L’homme pense pouvoir maitriser et conditionner la vie de son semblable mais il n’a pas les moyens de toucher à ce qui le rendra heureux. Le progrès aux mains d’hommes compétents, lucides et généreux est une chance pour l’humanité. Mais le progrès est utilisé aussi par des hommes pervers et gonflés par le goût du pouvoir. Un cœur perverti trouve dans les progrès de la science une source nouvelle de capacités de nuire. Il y a déjà des manœuvres pour pirater l’informatique des concurrents ; il y aura des guerres de robots. La liberté de quelques uns va-t-elle fabriquer des esclaves !?
Dans la 1ère lettre de Pierre, j’ai découvert ceci : « ‘Soyez des hommes libres, sans toutefois utiliser la liberté pour voiler votre méchanceté. » (1 Pierre 2, 16)
Au temps de la Renaissance un proverbe disait déjà : « Science sans conscience n’est que ruine de l’âme. » -(Rabelais Pantagruel 1532).
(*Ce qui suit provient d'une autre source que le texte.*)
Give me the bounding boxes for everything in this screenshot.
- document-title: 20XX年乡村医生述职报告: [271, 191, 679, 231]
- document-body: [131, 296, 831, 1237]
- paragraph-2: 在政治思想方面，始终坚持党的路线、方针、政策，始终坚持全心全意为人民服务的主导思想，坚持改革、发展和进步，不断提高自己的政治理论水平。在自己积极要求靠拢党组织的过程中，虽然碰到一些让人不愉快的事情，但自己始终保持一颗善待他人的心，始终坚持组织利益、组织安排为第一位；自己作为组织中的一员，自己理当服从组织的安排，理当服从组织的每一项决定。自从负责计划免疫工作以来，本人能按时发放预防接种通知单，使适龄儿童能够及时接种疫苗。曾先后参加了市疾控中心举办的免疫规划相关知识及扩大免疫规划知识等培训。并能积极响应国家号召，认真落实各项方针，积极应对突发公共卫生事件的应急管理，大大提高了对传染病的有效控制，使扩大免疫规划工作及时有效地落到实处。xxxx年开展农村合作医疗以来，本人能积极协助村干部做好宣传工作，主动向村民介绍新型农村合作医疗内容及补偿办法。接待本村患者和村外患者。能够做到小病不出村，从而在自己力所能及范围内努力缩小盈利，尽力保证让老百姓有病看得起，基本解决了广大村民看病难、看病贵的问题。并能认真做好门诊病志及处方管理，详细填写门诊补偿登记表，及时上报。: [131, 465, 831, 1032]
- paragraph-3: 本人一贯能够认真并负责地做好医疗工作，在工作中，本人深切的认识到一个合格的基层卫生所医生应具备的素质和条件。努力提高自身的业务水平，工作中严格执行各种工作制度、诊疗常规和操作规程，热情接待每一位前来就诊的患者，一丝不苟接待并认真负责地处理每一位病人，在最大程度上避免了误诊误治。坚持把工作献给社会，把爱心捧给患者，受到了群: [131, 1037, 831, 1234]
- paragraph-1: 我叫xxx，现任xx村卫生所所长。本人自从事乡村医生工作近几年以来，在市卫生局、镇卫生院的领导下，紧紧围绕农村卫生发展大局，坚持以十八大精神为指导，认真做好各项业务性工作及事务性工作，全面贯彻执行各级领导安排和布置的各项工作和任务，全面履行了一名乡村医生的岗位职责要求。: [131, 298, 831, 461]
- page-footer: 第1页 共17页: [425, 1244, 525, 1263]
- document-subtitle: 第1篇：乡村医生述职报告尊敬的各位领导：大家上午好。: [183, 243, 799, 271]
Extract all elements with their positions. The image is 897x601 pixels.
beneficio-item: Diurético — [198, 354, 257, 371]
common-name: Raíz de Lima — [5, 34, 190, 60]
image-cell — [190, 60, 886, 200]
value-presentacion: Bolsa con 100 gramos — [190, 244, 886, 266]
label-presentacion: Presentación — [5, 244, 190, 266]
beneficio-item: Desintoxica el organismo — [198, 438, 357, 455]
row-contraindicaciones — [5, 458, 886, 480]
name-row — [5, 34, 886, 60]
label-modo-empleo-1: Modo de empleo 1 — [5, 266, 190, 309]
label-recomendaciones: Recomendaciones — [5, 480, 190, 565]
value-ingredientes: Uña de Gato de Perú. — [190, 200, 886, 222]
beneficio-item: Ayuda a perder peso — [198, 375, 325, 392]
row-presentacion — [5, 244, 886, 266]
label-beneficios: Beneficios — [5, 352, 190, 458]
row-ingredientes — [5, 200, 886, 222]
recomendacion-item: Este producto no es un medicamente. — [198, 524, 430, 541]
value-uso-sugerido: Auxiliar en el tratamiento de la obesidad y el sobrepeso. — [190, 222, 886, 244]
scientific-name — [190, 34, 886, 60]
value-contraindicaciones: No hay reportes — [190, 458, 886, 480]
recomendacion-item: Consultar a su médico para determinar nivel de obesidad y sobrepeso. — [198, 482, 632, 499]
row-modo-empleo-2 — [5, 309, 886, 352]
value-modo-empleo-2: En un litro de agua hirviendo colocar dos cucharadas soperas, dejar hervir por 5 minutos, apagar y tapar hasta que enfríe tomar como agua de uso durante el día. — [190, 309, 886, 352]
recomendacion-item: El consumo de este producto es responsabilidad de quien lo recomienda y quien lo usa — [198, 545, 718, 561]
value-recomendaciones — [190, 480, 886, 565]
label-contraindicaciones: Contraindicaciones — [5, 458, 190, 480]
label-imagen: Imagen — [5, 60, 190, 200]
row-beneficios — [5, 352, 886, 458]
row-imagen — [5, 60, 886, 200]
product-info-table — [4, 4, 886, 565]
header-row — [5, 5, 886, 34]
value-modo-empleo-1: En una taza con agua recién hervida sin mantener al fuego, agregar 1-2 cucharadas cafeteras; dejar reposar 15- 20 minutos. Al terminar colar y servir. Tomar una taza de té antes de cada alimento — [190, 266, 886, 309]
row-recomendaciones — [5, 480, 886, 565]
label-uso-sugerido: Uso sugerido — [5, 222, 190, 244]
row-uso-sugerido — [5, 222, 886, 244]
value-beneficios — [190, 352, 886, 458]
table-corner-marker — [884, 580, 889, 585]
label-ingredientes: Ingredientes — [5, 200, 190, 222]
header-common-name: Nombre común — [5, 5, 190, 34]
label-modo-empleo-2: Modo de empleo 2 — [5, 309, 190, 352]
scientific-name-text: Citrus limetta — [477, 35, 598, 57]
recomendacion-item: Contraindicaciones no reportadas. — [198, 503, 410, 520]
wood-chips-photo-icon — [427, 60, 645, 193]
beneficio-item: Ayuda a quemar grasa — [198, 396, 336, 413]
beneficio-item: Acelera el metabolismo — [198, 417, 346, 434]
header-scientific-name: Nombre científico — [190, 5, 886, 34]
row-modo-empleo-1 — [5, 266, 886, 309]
L’avenir de l’humanité n’est pas dans la mécanique humanisée ou dans l’homme mécanisé. Ce que le monde attend, c’est que le cœur de l’homme soit purifié. Cela, c’est le travail de Dieu. Quoi que les hommes fassent, il poursuit son projet d’Alliance avec des hommes libres. Quoi qu’on lui fasse, quoi qu’on en dise, Jésus reste l’homme qui a parfaitement vécu l’alliance pour la simple raison que, pleinement homme, il est aussi pleinement Dieu. En lui et en lui seul se trouve l’harmonie dont le monde rêve.

Les baptisés ne manquent pas de se laisser prendre par les promesses du Monde. Ils peuvent aussi vérifier la qualité de leur relation avec Jésus. Ceux qui se mettent ou se remettent à sa suite seront, quel que soit leur âge, comme les jeunes pousses du figuier qui annoncent le printemps. Ils traverseront des tempêtes mais Dieu restera fidèle.
Comment être disciple dans un monde si complexe ? Il faut vouloir devenir chercheur de Dieu. En suivant Jésus, les apôtres avaient leur idée sur leur propre avenir. La Passion les a détruits, la résurrection les a surpris, l’Esprit de Pentecôte les a reconstruits. Comme eux, il faut accepter d’être ans cesse reconstruits par la Parole de Dieu et les événements qui atteignent notre quotidien. Ces événements, il faut les analyser en groupe autant que possible. L’attention aux autres est une démarche qui est le fruit de la liberté de l’homme. Elle ne sera jamais le produit d’une machine.

On peut apprécier maintenant la justesse des mots de la prière d’ouverture de cette messe. Ils ne parlent pas de plaisir, de confort, de performance, mais de joie.

Accorde-nous, Seigneur de trouver notre joie dans notre fidélité ;
car c’est un bonheur durable et profond
de servir constamment le créateur de tout bien.